Full-duplex mode allows a device to transmit and receive simultaneously on separate wire pairs. This eliminates collisions entirely and effectively doubles throughput compared to half-duplex. Full-duplex requires a switch (not a hub) because a hub broadcasts to all devices, preventing true full-duplex operation. All modern Ethernet connections on switches should run full-duplex.
Switch vs. Hub Operation
The shift from hubs to switches is the most important change in Ethernet history after the shift from bus to star topology. Understanding the difference explains most of the performance improvements in modern networks.
A hub is a simple device that repeats every received signal out all other ports. All devices connected to a hub share a single collision domain β any two devices can collide with each other, and CSMA/CD must manage access. The bandwidth of the shared medium is divided among all devices. A 10 Mbps hub with 8 ports provides each device with an average of 10/8 = 1.25 Mbps when all are transmitting simultaneously.
A switch maintains a table of MAC addresses and which port each address is on.

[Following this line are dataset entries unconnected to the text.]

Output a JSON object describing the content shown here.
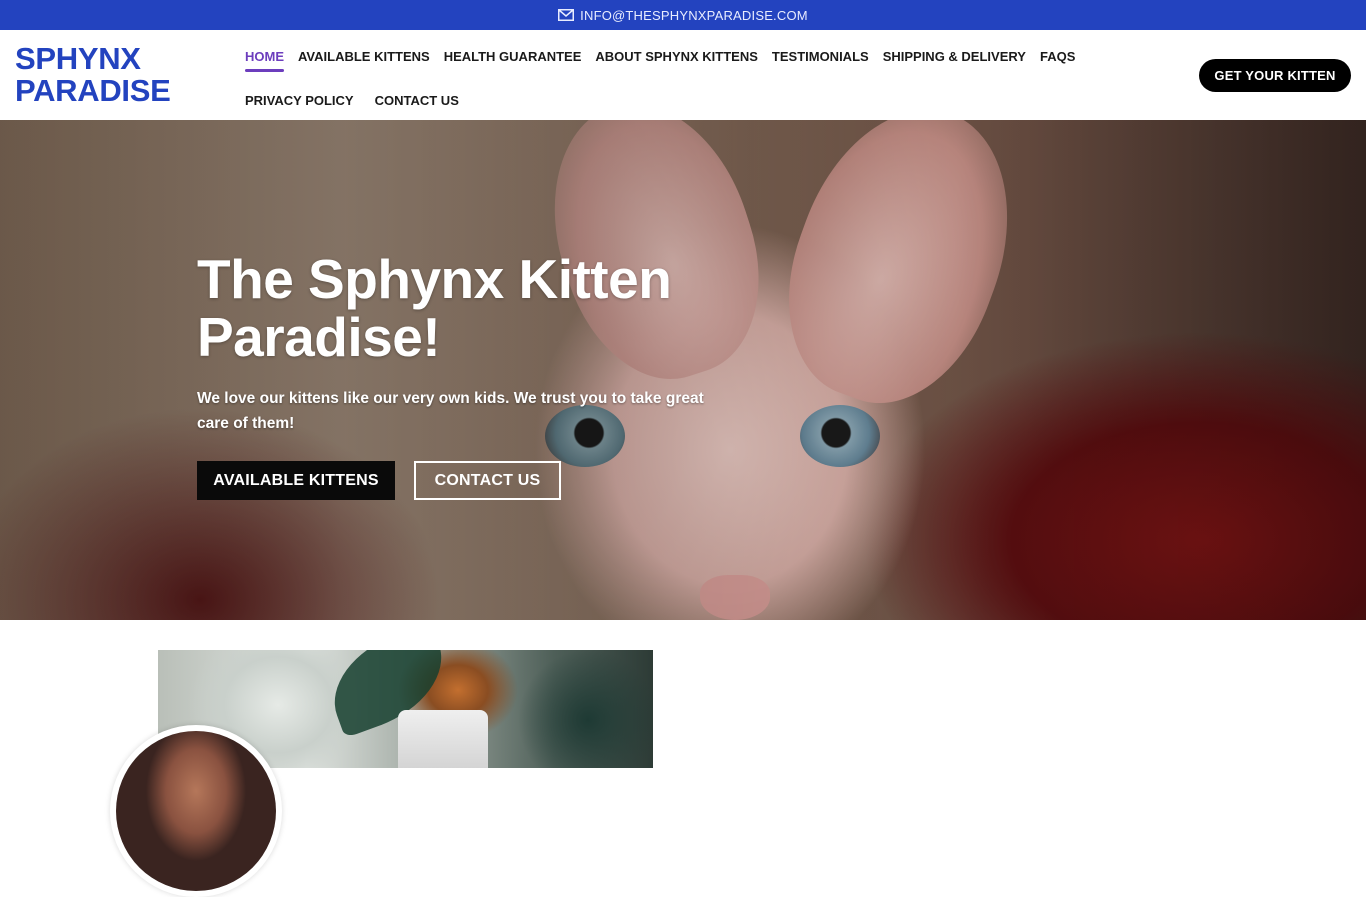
{
  "topbar": {
    "email": "INFO@THESPHYNXPARADISE.COM",
    "icon": "envelope-icon",
    "background": "#2343bf"
  },
  "header": {
    "logo_line1": "SPHYNX",
    "logo_line2": "PARADISE",
    "logo_color": "#2343bf",
    "nav": [
      {
        "label": "HOME",
        "active": true
      },
      {
        "label": "AVAILABLE KITTENS",
        "active": false
      },
      {
        "label": "HEALTH GUARANTEE",
        "active": false
      },
      {
        "label": "ABOUT SPHYNX KITTENS",
        "active": false
      },
      {
        "label": "TESTIMONIALS",
        "active": false
      },
      {
        "label": "SHIPPING & DELIVERY",
        "active": false
      },
      {
        "label": "FAQS",
        "active": false
      },
      {
        "label": "PRIVACY POLICY",
        "active": false
      },
      {
        "label": "CONTACT US",
        "active": false
      }
    ],
    "active_color": "#6c3dbd",
    "cta_label": "GET YOUR KITTEN"
  },
  "hero": {
    "title": "The Sphynx Kitten Paradise!",
    "subtitle": "We love our kittens like our very own kids. We trust you to take great care of them!",
    "primary_button": "AVAILABLE KITTENS",
    "secondary_button": "CONTACT US"
  }
}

When a frame arrives, the switch looks up the destination MAC address in its table and forwards the frame only to the port that MAC address is on. Frames from different pairs of devices can traverse the switch simultaneously without interference. Each port on a switch has its own collision domain, and with full-duplex, there is no collision domain at all. A gigabit switch with 8 ports can simultaneously provide 1 Gbps in each direction on all 8 ports β dramatically better than a hub.

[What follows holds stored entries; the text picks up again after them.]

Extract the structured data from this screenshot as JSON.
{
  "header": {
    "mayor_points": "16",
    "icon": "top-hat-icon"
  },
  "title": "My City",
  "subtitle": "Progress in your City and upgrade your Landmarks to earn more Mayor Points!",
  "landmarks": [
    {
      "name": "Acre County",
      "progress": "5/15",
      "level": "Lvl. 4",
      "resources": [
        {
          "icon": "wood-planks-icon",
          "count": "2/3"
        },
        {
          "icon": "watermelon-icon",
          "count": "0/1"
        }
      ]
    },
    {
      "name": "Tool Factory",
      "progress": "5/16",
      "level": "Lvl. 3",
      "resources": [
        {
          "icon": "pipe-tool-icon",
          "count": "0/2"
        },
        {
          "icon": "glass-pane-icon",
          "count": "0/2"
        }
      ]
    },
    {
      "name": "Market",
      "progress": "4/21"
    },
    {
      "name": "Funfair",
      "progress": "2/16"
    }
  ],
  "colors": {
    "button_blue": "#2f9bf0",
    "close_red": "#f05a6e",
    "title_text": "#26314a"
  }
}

When building a network, always prefer switches over hubs. Even old, slow switches provide better performance and reliability than hubs for most modern uses.
Basic Ethernet Troubleshooting
Link lights (LEDs on the network port) are the first diagnostic tool. A lit link LED indicates the physical connection is established. A blinking activity LED indicates data is being transmitted. No link LED means no physical connection β check the cable, the connectors, and whether both devices are powered.

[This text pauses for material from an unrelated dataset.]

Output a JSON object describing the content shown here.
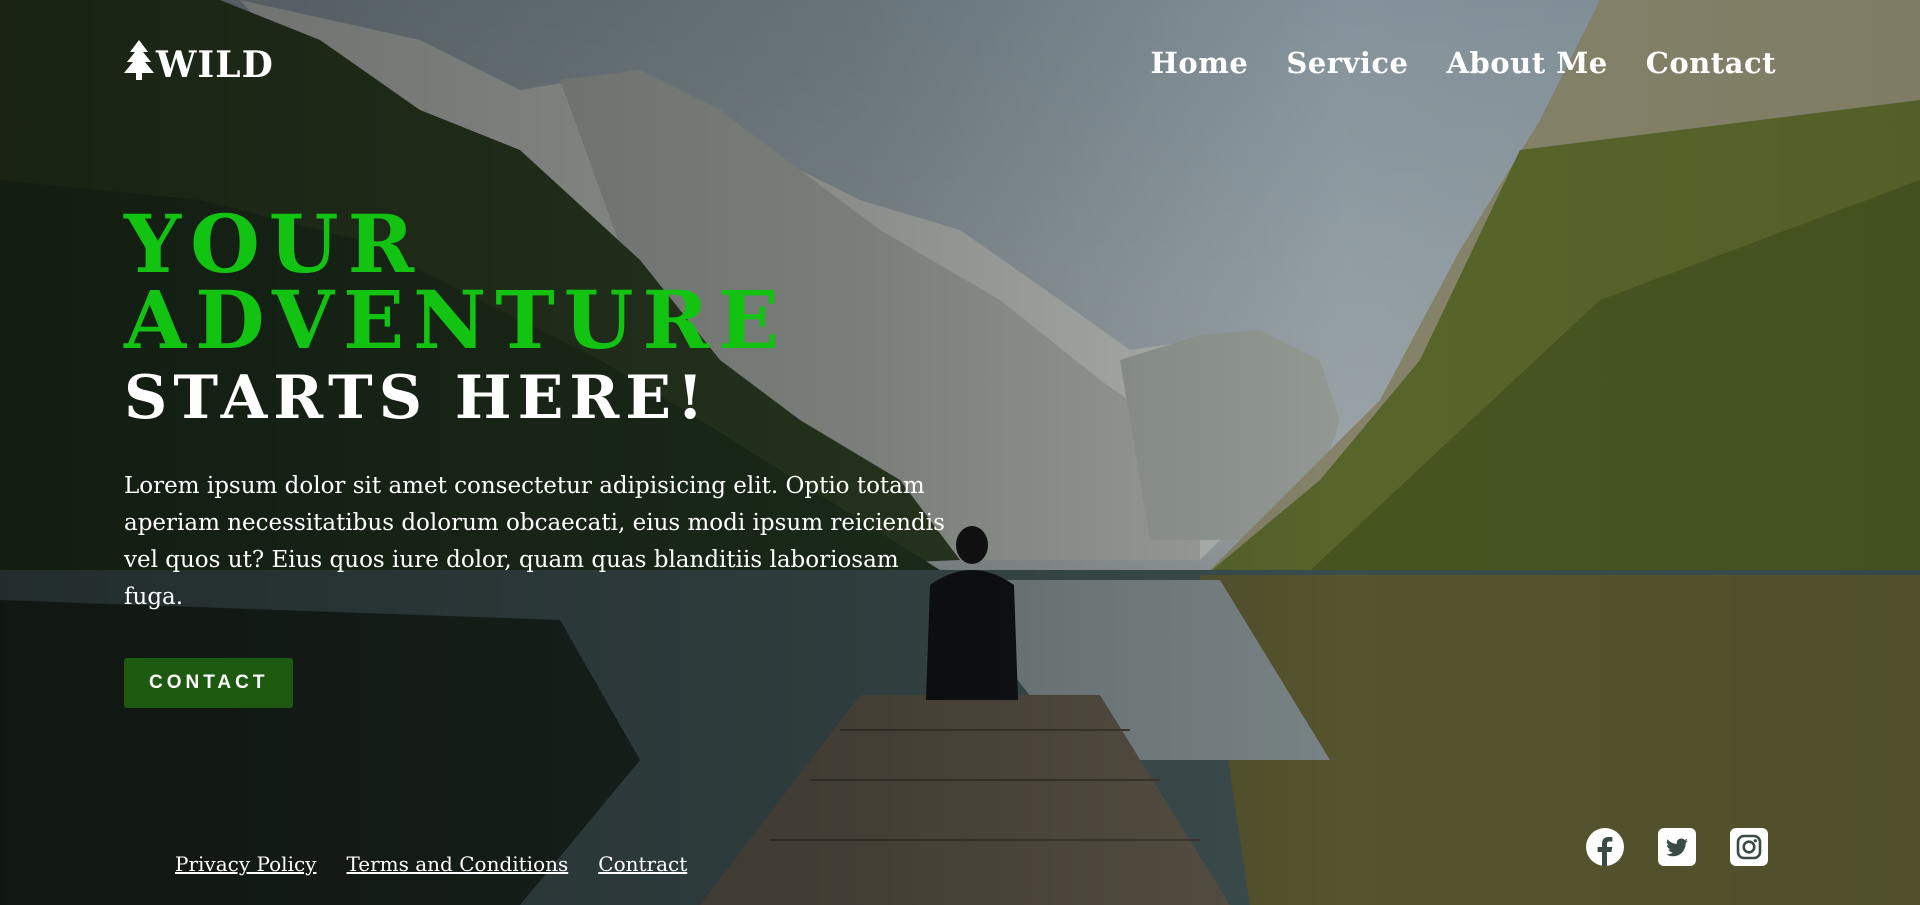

A cable tester checks that all conductors are correctly wired and connected. Most cable problems are connector problems: misaligned conductors, incomplete crimping, or a broken wire at a connector. The tester shows which pairs are correct and which have faults.
Ping is the simplest connectivity test above the physical layer. If the physical connection is up, ping tests whether IP routing is working correctly. No response to ping with a working physical link usually means IP address misconfiguration or a firewall blocking ICMP.
For performance problems, check for duplex mismatch (one end auto, one end manual), excessive collisions (indicating either heavy load on a hub-based segment or a malfunctioning device), and cable quality (long runs, damaged cables, or low-quality cables can cause high error rates that show up as retransmissions and poor throughput).